Anomia is a card-based party game designed by Andrew Innes and first published by Anomia Press in 2009. It is a fast-paced game where players flip cards until the symbols on two players’ cards match. Matching players then race to give an example of the category on their opponent’s card. Following its release, multiple editions have been published, including Anomia Party Edition, Anomia X, Anomia Kids, Anomia 2.0 (UK), and Anomia Pop Culture. It has been published in 15 languages and is available in more than 20 countries.

== History ==
=== Design ===
Anomia was designed by Andrew Innes, who based the gameplay on the card game Store, wherein players take on the identities of different types of stores and draw from a deck of playing cards; if two players draw a card of the same suit, then they quickly attempt to name something that can be purchased in their opponent's store. Innes found that having only one category was limiting and thought that the game could be expanded to accommodate a wider variety of topics.
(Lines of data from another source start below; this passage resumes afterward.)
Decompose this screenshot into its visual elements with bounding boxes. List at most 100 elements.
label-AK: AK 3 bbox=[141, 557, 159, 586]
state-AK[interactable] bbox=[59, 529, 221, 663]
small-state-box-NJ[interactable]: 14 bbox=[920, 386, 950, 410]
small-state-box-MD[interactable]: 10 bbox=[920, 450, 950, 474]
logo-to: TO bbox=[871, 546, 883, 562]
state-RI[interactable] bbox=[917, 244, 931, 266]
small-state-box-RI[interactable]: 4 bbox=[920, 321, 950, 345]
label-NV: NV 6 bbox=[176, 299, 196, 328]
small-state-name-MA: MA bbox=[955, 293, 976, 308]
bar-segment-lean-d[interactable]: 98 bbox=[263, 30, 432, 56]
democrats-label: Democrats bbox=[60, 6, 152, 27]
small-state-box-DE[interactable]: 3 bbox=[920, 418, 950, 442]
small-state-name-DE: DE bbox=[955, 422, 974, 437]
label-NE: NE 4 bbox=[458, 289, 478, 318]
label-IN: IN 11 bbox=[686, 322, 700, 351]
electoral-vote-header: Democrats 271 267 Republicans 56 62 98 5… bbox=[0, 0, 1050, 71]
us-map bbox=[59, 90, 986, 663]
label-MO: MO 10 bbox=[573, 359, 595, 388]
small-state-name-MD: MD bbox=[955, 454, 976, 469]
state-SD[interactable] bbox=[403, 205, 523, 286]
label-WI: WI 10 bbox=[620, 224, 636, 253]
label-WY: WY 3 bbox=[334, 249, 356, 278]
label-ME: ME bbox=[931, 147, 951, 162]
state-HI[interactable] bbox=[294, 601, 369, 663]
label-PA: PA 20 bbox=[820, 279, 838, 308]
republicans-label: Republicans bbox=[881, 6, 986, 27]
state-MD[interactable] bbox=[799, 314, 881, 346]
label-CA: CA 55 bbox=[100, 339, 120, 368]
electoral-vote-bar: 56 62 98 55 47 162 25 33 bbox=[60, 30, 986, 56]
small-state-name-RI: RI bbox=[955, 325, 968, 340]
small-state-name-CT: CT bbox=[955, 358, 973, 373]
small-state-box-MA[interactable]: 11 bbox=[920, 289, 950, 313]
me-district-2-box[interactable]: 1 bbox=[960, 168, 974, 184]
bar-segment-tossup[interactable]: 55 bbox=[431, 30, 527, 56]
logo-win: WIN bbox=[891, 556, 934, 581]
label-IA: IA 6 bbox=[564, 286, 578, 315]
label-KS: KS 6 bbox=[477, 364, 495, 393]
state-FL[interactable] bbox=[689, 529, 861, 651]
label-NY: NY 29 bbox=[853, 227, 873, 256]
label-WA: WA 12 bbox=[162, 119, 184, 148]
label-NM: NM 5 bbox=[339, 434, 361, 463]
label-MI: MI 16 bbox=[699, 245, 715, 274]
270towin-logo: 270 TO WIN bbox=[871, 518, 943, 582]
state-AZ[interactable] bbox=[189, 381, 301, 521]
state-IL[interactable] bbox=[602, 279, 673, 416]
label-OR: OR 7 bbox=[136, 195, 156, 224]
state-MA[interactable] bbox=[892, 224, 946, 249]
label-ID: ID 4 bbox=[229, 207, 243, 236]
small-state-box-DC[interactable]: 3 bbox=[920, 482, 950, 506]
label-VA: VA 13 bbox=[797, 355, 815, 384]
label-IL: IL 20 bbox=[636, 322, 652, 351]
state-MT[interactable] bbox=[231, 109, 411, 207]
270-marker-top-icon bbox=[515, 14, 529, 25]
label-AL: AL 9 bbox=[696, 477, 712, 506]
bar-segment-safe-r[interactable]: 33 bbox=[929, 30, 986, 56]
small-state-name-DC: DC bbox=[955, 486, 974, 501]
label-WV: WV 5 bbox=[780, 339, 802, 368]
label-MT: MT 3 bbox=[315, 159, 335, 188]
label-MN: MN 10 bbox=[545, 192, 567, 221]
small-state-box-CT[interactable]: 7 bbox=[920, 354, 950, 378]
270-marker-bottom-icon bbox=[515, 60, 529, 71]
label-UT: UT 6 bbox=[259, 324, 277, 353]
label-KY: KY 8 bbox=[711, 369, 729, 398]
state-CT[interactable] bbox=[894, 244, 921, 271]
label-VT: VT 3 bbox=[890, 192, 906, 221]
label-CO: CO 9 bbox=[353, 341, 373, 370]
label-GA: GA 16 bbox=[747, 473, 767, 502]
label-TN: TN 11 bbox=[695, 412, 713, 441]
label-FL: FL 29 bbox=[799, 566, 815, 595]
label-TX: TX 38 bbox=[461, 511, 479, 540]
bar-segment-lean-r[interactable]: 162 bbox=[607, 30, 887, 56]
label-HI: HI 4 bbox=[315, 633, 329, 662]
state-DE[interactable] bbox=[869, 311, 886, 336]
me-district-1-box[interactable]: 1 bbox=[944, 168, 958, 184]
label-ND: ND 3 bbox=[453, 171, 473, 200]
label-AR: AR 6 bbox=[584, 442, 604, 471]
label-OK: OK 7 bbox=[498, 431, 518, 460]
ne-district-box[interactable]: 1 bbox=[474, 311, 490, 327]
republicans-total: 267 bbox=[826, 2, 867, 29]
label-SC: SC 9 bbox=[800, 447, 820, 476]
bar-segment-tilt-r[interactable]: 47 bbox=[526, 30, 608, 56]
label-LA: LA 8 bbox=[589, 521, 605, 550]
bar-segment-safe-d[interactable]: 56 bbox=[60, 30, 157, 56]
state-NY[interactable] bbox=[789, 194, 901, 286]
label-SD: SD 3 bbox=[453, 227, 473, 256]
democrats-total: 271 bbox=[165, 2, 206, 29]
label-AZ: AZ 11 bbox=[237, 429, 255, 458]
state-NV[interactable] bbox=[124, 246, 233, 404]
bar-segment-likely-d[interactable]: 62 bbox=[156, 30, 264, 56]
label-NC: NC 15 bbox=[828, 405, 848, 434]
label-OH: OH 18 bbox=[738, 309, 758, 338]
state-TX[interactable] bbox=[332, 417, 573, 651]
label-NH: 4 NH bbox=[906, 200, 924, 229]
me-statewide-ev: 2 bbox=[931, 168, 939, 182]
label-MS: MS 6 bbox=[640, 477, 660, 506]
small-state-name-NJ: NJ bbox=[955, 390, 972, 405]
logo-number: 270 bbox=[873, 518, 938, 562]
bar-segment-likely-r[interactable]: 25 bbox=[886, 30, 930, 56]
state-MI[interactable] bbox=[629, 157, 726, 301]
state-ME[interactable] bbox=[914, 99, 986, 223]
In 2005, Innes made a prototype of a card game with an expanded set of categories, which he play-tested with more than 200 people over the course of four years. Innes first picked the name "Common Knowledge," but it was already trademarked as a game. He eventually chose the name "Anomia" a word meaning "without a name" or "the inability to recall a word".

=== Publication ===
In May 2009, Innes started his game publishing company, Anomia Press, and raised money for the first printing by asking friends, family, acquaintances to pre-purchase copies of the game. The game was officially published later that year. Anomia Press released multiple expansions of Anomia, including Anomia Party Edition in 2013, Anomia X and Anomia Kids in 2017, Anomia 2.0 in 2021, and Anomia Pop Culture in 2022, each of which added new categories to the game.

== Gameplay ==
Anomia is played with a deck of cards, each with one of eight symbols and a topic, which is placed face down in the middle of the playing area, serving as a draw pile. Each player has a play pile and winning pile in front of them. Players take turns flipping the top card from the draw pile on to their play pile until two players have a card with the same symbol. The matching players race to give an example of the topic on their opponent’s card. The player with the faster response removes the top card from their opponent’s play pile, revealing a new top card, and places it in their winning pile. If the new top card matches the top card in another player's play pile, the matching players again race to give an example of the topic on their opponent's card. This continues until there are no more matches, and then players continue to flip cards from the draw pile. If a wild card with two symbols is flipped, the card is placed next to the draw pile and those two symbols are considered to match until another wild card is flipped and replaces it. The game ends when the deck runs out, and the winner is the player with the most cards in their winning pile.'

== Reception ==
Wirecutter included Anomia in their list of the "11 Best Board Games [as of] 2023", with James Austin describing the game as "a fantastic time of chaotic yelling" and praising it for its fast pace and replayability. Writing for Polygon, Clayton Ashley wrote that "Anomia challenges your ability to think fast" and praised the game for its simple rules. In a brief review for Global News, Jim Joy described the game as "a fun and easy-to-play game that tests your common knowledge against other players," concluding that "it’s a wonderful family-friendly game to play any night of the week." An article for Slate, written by Noel Murray, compared the game to Scattegories because of its fast paced party game design.

=== Awards ===
In 2010, Anomia was the winner of the Mensa Select Game of the Year award and the American Specialty Toy Retailing Association Best Toy For Kids award. This resulted in placement in over 300 stores throughout the United States and over 20,000 units sold that year. In 2011, the game was given a "Seal of Approval" from the National Parenting Center. Anomia was the winner of the UK Games Expo's Best Party Game award in 2014.

Two editions have won the National Parenting Product Award: Anomia Party Edition in 2016 and Anomia Kids in 2018. Later in 2018, Anomia Kids was also the winner of the Parents’ Choice Award.